A new randomized controlled trial has found that eating more sweet-tasting foods does not increase a person’s preference for sweet tastes.
Researchers discovered that after six months on diets with different amounts of sweet foods, participants’ liking for sweetness stayed the same regardless of how much sweet food they ate.
Lead investigator Kees de Graaf, PhD, emeritus professor in sensory science and eating behavior at Wageningen University in The Netherlands, explained that the study also found no link between diets higher or lower in sweetness and changes in energy intake or body weight.
This challenges the common belief that sweet foods cause people to consume more calories.
Most previous studies on this topic have been short-term, often lasting just a day, and have not provided clear answers on whether sweetness preferences can change over time.
To fill this gap, researchers designed a six-month trial that strictly followed a pre-registered, ethics-approved protocol. They used specially developed foods and drinks to measure sweet taste preferences without including them in the intervention diets themselves.
The study involved 180 participants, split into three groups of about 60 people each. One group’s diet consisted mostly of sweet foods, another group’s diet had fewer sweet foods, and the third group had a mix.
Every two weeks, participants received food and drink packages covering about half of their daily intake, along with menus for guidance. They could eat as much or as little of the provided foods as they wanted.
Sweet foods included items like jam, milk chocolate, sweetened dairy products, and sugar-sweetened drinks. Less sweet options included ham, cheese, peanut butter, hummus, salted popcorn, and sparkling water.
The nutritional composition for carbohydrates, fats, and proteins was matched across all groups, and participants were randomized to balance sex, age, and body weight.
Researchers measured sweet taste preferences before the diet began, twice during the diet, immediately after it ended, and again at one and four months after participants stopped the intervention. They also tracked total calorie intake, macronutrients, dietary patterns, body weight, body composition, and blood markers linked to diabetes and cardiovascular disease.
Results showed that reducing exposure to sweet foods did not lower preference for sweetness, and increasing exposure did not raise it.

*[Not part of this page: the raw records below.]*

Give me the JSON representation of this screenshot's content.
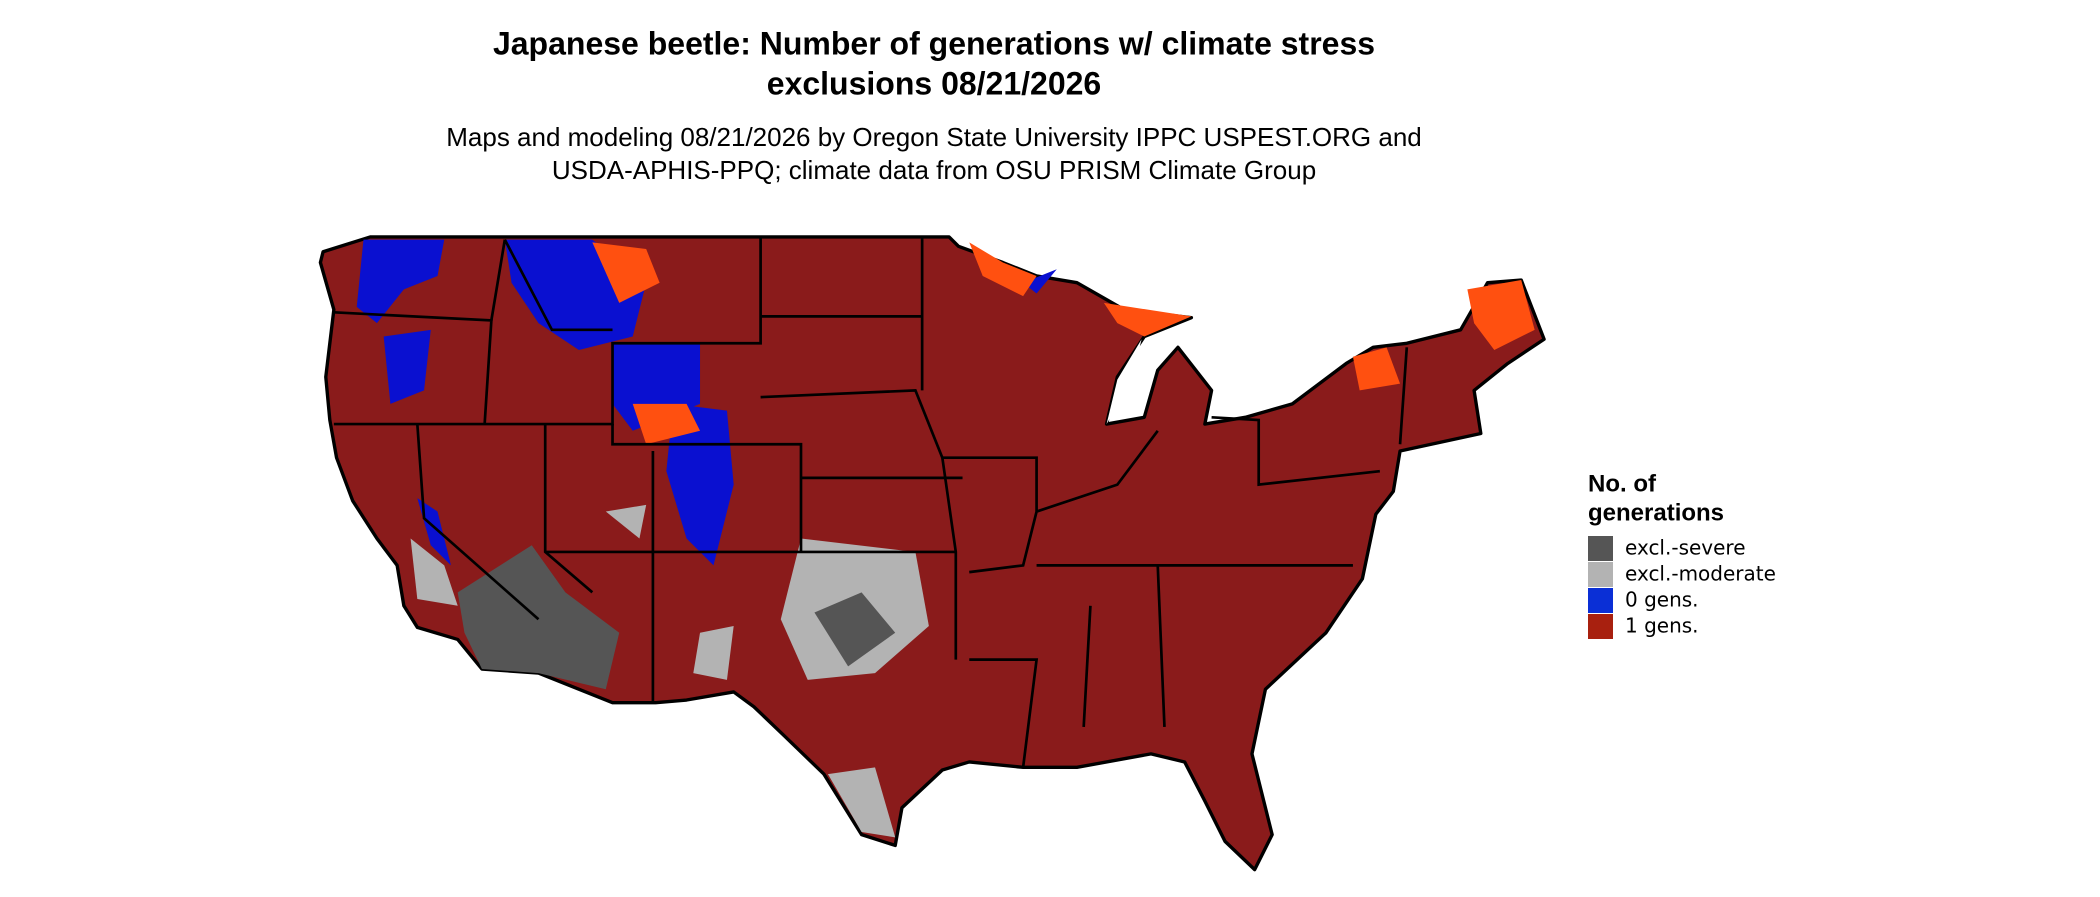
{
  "title": [
    "Japanese beetle: Number of generations w/ climate stress",
    "exclusions 08/21/2026"
  ],
  "subtitle": [
    "Maps and modeling 08/21/2026 by Oregon State University IPPC USPEST.ORG and",
    "USDA-APHIS-PPQ; climate data from OSU PRISM Climate Group"
  ],
  "legend": {
    "title": [
      "No. of",
      "generations"
    ],
    "items": [
      {
        "label": "excl.-severe",
        "color": "#555555"
      },
      {
        "label": "excl.-moderate",
        "color": "#b3b3b3"
      },
      {
        "label": "0 gens.",
        "color": "#0a2fd6"
      },
      {
        "label": "1 gens.",
        "color": "#a8200f"
      }
    ]
  }
}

There were no changes in sweet taste perception, food choices, energy intake, body weight, or health biomarkers in any of the groups. At follow-up, participants naturally returned to their baseline levels of sweet food consumption.
De Graaf noted that this is one of the first studies to adjust sweetness across the entire diet in a way that reflects real-world eating patterns. The findings suggest that avoiding sweet-tasting foods to prevent increased preference for sweetness is unnecessary.
The team now hopes to repeat the study with children, whose taste preferences and eating habits may still be more adaptable.
This study challenges the idea that frequent consumption of sweet-tasting foods leads to a greater craving for sweetness or overeating. By showing that sweetness preferences remained stable over six months, even with large differences in sweet food intake, the findings suggest that other factors — not just taste exposure — influence calorie intake and diet quality.
This evidence could help reshape dietary advice, focusing less on sweetness itself and more on the overall nutritional balance of the diet.